Enter The Animatrix
A collection of Matrix-related animé offers beauty, horror and lots of violence
by Bryan Walsh
The focus groups are gone, the buzz has abated, the press has moved on to hyping The Hulk. You can come out now. You can confess that you hated The Matrix Reloaded. You hated Morpheus' speechifying, winced at the smarmy Merovingian and at the film's truncated ending. As for Zion, if they'd spent one more minute on that faux full-moon party, you were going to start a little Burly Brawl of your own.
So was it all an illusion then, the mind-blowing promise of the original Matrix? The answer is no, and the proof is The Animatrix. A collection of nine animé film shorts supervised by Matrix creators Andy and Larry Wachowski and directed by a team of animé all-stars, The Animatrix is the Matrix concept free of the commercial pressure of an epic-movie trilogy. Sure, The Animatrix is in one sense a multimillion-dollar advertisement for the franchise, a part of the Wachowskis' plan to milk 99¢ out of every entertainment dollar spent this summer. But it's also a delicate, deliberate work of art, one that restores much of The Matrix's original wonder, beauty and horror, which are so glaringly absent in the sequel.
On top of all the other Matrix-related merchandise, including the video game and comic books, the release of an animated extension might seem like overkill. But the Wachowski brothers are devoted to and informed by animé the cerebral, ultraviolent, consciously cinematic style of animation pioneered by the Japanese. After the original Matrix opened in Japan in September 1999, the Wachowskis floated the possibility of producing an animé homage, based on the Matrix world, as an appendix to the films. Top directors—including Shinichiro Watanabe, creator of the hip Cowboy Bebop, and Koji Morimoto, who worked on the seminal Akira—signed on immediately. The brothers wrote four of the nine shorts themselves; the rest were penned by the directors under Wachowski supervision. "The Animatrix was like being invited to the brothers' house," says Watanabe. "We got to play in their huge backyard—but we had to remain within the yard."

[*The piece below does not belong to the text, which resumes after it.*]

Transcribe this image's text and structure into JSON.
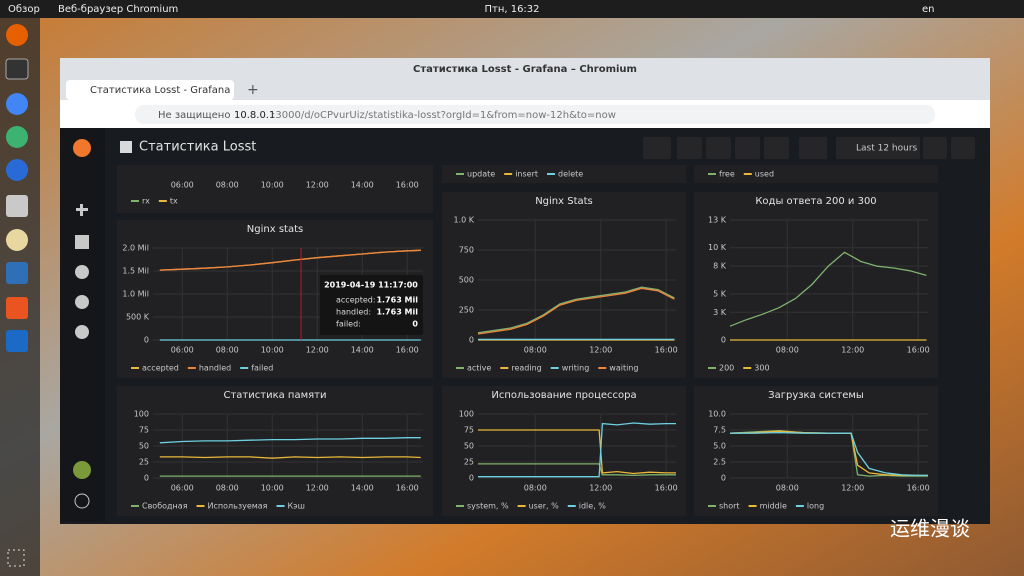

The result, which hit video stores June 3, is a variety pack of visual styles, ranging from the hyper-realistic computer graphics employed in Final Flight of the Osiris, to the dreamy, hand-drawn doodles of Kid's Story. Each short expands the Matrix universe in ways that the plot-bound live-action films could not. The Wachowski-written Second Renaissance, Parts 1 and 2, mini-epics in their own right, describe how man began the war with machines and how the Matrix came into being (in the usual dystopic, postapocalyptic animé tradition, man is hoisted by the petard of his own pride). The taut Program is set in a simulacrum of feudal Japan; Detective Story somehow turns the Wachowskis' vision into film noir, complete with fog, fedoras—and Trinity in (what else?) tight, black leather.
The flashy showpiece of the group is Osiris. Entirely computer generated, it's the least demanding short, seven fast minutes of racing hoversubs, squiggly Sentinel drones and skyscraper diving. If that's not enough to engage the vital 13 - 15-year-old male demographic, Osiris also throws in a sword duel that leaves the heroine wearing little more than a thong. The short is visually enthralling and its digital heroes manage to outemote Keanu Reeves. Still, Osiris is more video-game interstitial than animé.
Matriculated, my favorite, is written and directed by Peter Chung, creator of the ground-breaking if perplexing MTV animé Aeon Flux. Chung grasps the creepy biomechanics at the heart of the Matrix world. His machines and humans alike are faintly insectoid and fatally interdependent on each other. Remember how Morpheus talks about going "down the rabbit hole"? Well, Matriculated pulls you there and then some. Chung takes the concept of humans living in a computer-generated world and turns it on its head, plugging a machine into a kaleidoscopic human dreamworld. The result is electric—Kool-Aid brain candy, with a twist of unexpected pathos.
With its focus on the obscurer parts of the Matrix mythology, The Animatrix will appeal to dedicated acolytes. Less obsessive cinema buffs will appreciate it too, as engrossing entertainment and a popular expression of the sometimes obscure animé form. If nothing else, The Animatrix provides a reminder of why so many of us loved The Matrix in the first place.